Wednesday, 28 May 2014


Spices for Pho Bo
"Vietnamese people believe good food is a gift to the mouth."  Fresh, top quality ingredients, sharp flavours, and a careful balance of textures and "heating" and "cooling" foods: this is the way to good health. So says Uyen, aka Leluu, food blogger, pioneer of London's supper clubs, cookery book writer and, today, host of our cookery class.
Preparing pork and quail's eggs under Uyen's watchful eye
To show us what she means, Uyen takes us through breakfast, snacks, lunch and dinner, all within the space of an afternoon of cooking and eating. She later guides us around a nearby Vietnamese supermarket showing how to source our own future meals.

Pho spices and stock bones
Pho is the iconic dish of Vietnam, and though every family knows that its version is the right one, it is a uniting force: the way the nation starts the day. As the body has "cooled" overnight, it needs this meat based broth to "heat" it to get ready to face the rigours of work.  The key is the creation of a high quality stock, to which is added bean sprouts, plenty of herbs, noodles, thinly sliced chilli and herbs, and slices of beef. Hot, soothing, full of flavour, we slurp our bowls of pho in quiet contemplation of the treats to come.
The Vietnamese are grazers: bustling street food stalls and tiny red stools fill every street and alleyway and are always busy serving quick snacks (pork skewers for example, or banh  mi - stuffed baguettes) to those on the move.
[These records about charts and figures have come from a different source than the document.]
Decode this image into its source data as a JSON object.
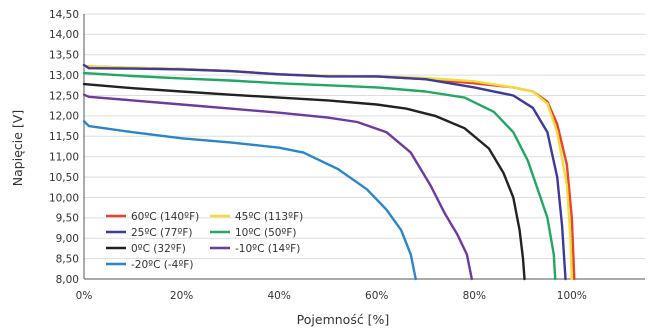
{
  "chart_data": {
    "type": "line",
    "title": "",
    "xlabel": "Pojemność [%]",
    "ylabel": "Napięcie [V]",
    "xlim": [
      0,
      115
    ],
    "ylim": [
      8.0,
      14.5
    ],
    "x_ticks": [
      "0%",
      "20%",
      "40%",
      "60%",
      "80%",
      "100%"
    ],
    "y_ticks": [
      "14,50",
      "14,00",
      "13,50",
      "13,00",
      "12,50",
      "12,00",
      "11,50",
      "11,00",
      "10,50",
      "10,00",
      "9,50",
      "9,00",
      "8,50",
      "8,00"
    ],
    "grid": "horizontal",
    "legend_position": "bottom-left",
    "series": [
      {
        "name": "60ºC (140ºF)",
        "color": "#e8412c",
        "points": [
          [
            0,
            13.22
          ],
          [
            10,
            13.18
          ],
          [
            20,
            13.15
          ],
          [
            30,
            13.1
          ],
          [
            40,
            13.02
          ],
          [
            50,
            12.98
          ],
          [
            60,
            12.97
          ],
          [
            70,
            12.9
          ],
          [
            80,
            12.8
          ],
          [
            88,
            12.7
          ],
          [
            92,
            12.6
          ],
          [
            95,
            12.35
          ],
          [
            97,
            11.8
          ],
          [
            99,
            10.8
          ],
          [
            100,
            9.5
          ],
          [
            100.5,
            8.0
          ]
        ]
      },
      {
        "name": "45ºC (113ºF)",
        "color": "#f3dc3a",
        "points": [
          [
            0,
            13.22
          ],
          [
            10,
            13.18
          ],
          [
            20,
            13.15
          ],
          [
            30,
            13.1
          ],
          [
            40,
            13.02
          ],
          [
            50,
            12.98
          ],
          [
            60,
            12.97
          ],
          [
            70,
            12.93
          ],
          [
            80,
            12.85
          ],
          [
            88,
            12.7
          ],
          [
            92,
            12.6
          ],
          [
            95,
            12.3
          ],
          [
            97,
            11.6
          ],
          [
            99,
            10.3
          ],
          [
            99.7,
            9.0
          ],
          [
            100,
            8.0
          ]
        ]
      },
      {
        "name": "25ºC (77ºF)",
        "color": "#3c3a9a",
        "points": [
          [
            0,
            13.25
          ],
          [
            1,
            13.17
          ],
          [
            10,
            13.16
          ],
          [
            20,
            13.14
          ],
          [
            30,
            13.1
          ],
          [
            40,
            13.02
          ],
          [
            50,
            12.97
          ],
          [
            60,
            12.97
          ],
          [
            70,
            12.9
          ],
          [
            80,
            12.7
          ],
          [
            88,
            12.5
          ],
          [
            92,
            12.2
          ],
          [
            95,
            11.6
          ],
          [
            97,
            10.5
          ],
          [
            98,
            9.3
          ],
          [
            98.7,
            8.0
          ]
        ]
      },
      {
        "name": "10ºC (50ºF)",
        "color": "#22a862",
        "points": [
          [
            0,
            13.05
          ],
          [
            10,
            12.98
          ],
          [
            20,
            12.92
          ],
          [
            30,
            12.87
          ],
          [
            40,
            12.8
          ],
          [
            50,
            12.75
          ],
          [
            60,
            12.7
          ],
          [
            70,
            12.6
          ],
          [
            78,
            12.45
          ],
          [
            84,
            12.1
          ],
          [
            88,
            11.6
          ],
          [
            91,
            10.9
          ],
          [
            93,
            10.2
          ],
          [
            95,
            9.5
          ],
          [
            96.3,
            8.6
          ],
          [
            96.6,
            8.0
          ]
        ]
      },
      {
        "name": "0ºC (32ºF)",
        "color": "#222222",
        "points": [
          [
            0,
            12.78
          ],
          [
            10,
            12.68
          ],
          [
            20,
            12.6
          ],
          [
            30,
            12.52
          ],
          [
            40,
            12.45
          ],
          [
            50,
            12.38
          ],
          [
            60,
            12.28
          ],
          [
            66,
            12.18
          ],
          [
            72,
            12.0
          ],
          [
            78,
            11.7
          ],
          [
            83,
            11.2
          ],
          [
            86,
            10.6
          ],
          [
            88,
            10.0
          ],
          [
            89.3,
            9.2
          ],
          [
            90,
            8.5
          ],
          [
            90.3,
            8.0
          ]
        ]
      },
      {
        "name": "-10ºC (14ºF)",
        "color": "#6e3a9e",
        "points": [
          [
            0,
            12.52
          ],
          [
            1,
            12.47
          ],
          [
            10,
            12.38
          ],
          [
            20,
            12.28
          ],
          [
            30,
            12.18
          ],
          [
            40,
            12.08
          ],
          [
            50,
            11.96
          ],
          [
            56,
            11.85
          ],
          [
            62,
            11.6
          ],
          [
            67,
            11.1
          ],
          [
            71,
            10.3
          ],
          [
            74,
            9.6
          ],
          [
            76.5,
            9.1
          ],
          [
            78.5,
            8.6
          ],
          [
            79.5,
            8.0
          ]
        ]
      },
      {
        "name": "-20ºC (-4ºF)",
        "color": "#2b85c8",
        "points": [
          [
            0,
            11.87
          ],
          [
            1,
            11.75
          ],
          [
            10,
            11.6
          ],
          [
            20,
            11.45
          ],
          [
            30,
            11.35
          ],
          [
            40,
            11.22
          ],
          [
            45,
            11.1
          ],
          [
            52,
            10.7
          ],
          [
            58,
            10.2
          ],
          [
            62,
            9.7
          ],
          [
            65,
            9.2
          ],
          [
            67,
            8.6
          ],
          [
            68,
            8.0
          ]
        ]
      }
    ]
  }
}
Lemongrass beef in betel leaf are bite-sized flavour-packed morsels, and easy to make, but it's a good idea to get the whole family around the table to roll them up.

Lemongrass beef in Betel Leaf and Vietnamese Salad

As another quick snack, Uyen shows us how the prepare the light, herb-infused summer rolls that are ideal for a mouthful of intense flavour on the move through the markets. 
Uyen demonstrates summer rolls
The French influence is very evident in banh xeo (crepe-style wraps).  Fry some prawns and pork belly, add the rice-flour and coconut milk batter with some bean sprouts, and cover.  Fold the crisp pancake and serve with dipping sauce.

Making banh xeo
With our pork and quail's egg stew bubbling away and her mother getting a few more dishes ready for a final feast, Uyen takes us off to the supermarket and gives us a masterclass tour of the enormous range of Vietnamese ingredients available nowadays - many of them grown or made locally.
 Appetites sharpened by all the possibilities we have seen (and with bulging shopping bags), we return to a feast: the pork and quail's egg stew is ready, two fish dishes, winter melon soup with tofu, stir-fried morning glory.

Monday, 5 May 2014


Vanilla, egg, butter, sugar, lemon: these are the aromas that drift around the house as the Ciambellone is baking: it is the smell of Italy.  We were introduced to this cake by the doyenne of Italian supperclubs, Francesca
It is delicious.  And very easy to make.
100g melted butter
150g sugar
2 eggs
2 egg whites
50g tapioca flour (or potato flour)
150g plain flour
1 lemon
2 tsp baking powder
1 tsp vanilla essence

2 tbsp milk

Heat the oven to 180C. Grease the tin and flour it.
Whisk the melted butter and sugar until fluffy.  Add the eggs, one at a time, and continue whisking. Zest the lemons and add the zest to the mixture, and then add the vanilla essence; stir together well.
Whisk the egg whites until firm and set aside. Mix together the plain flour, the potato flour and the baking powder, and sift into the egg mixture and beat together. Add the milk to create a runnier texture.
Using a metal spoon, fold in the beaten egg whites until they are well mixed in. Pour the mixture into the tin. Bake in the oven 25 minutes. When cooked, turn out the cake onto a rack. Dust the top with icing sugar.

If you can, leave it to cool before eating, with an espresso of course (though it goes just as well with tea in the afternoon). Serve with whipped cream or mascarpone and a spoonful of tart gooseberry compote.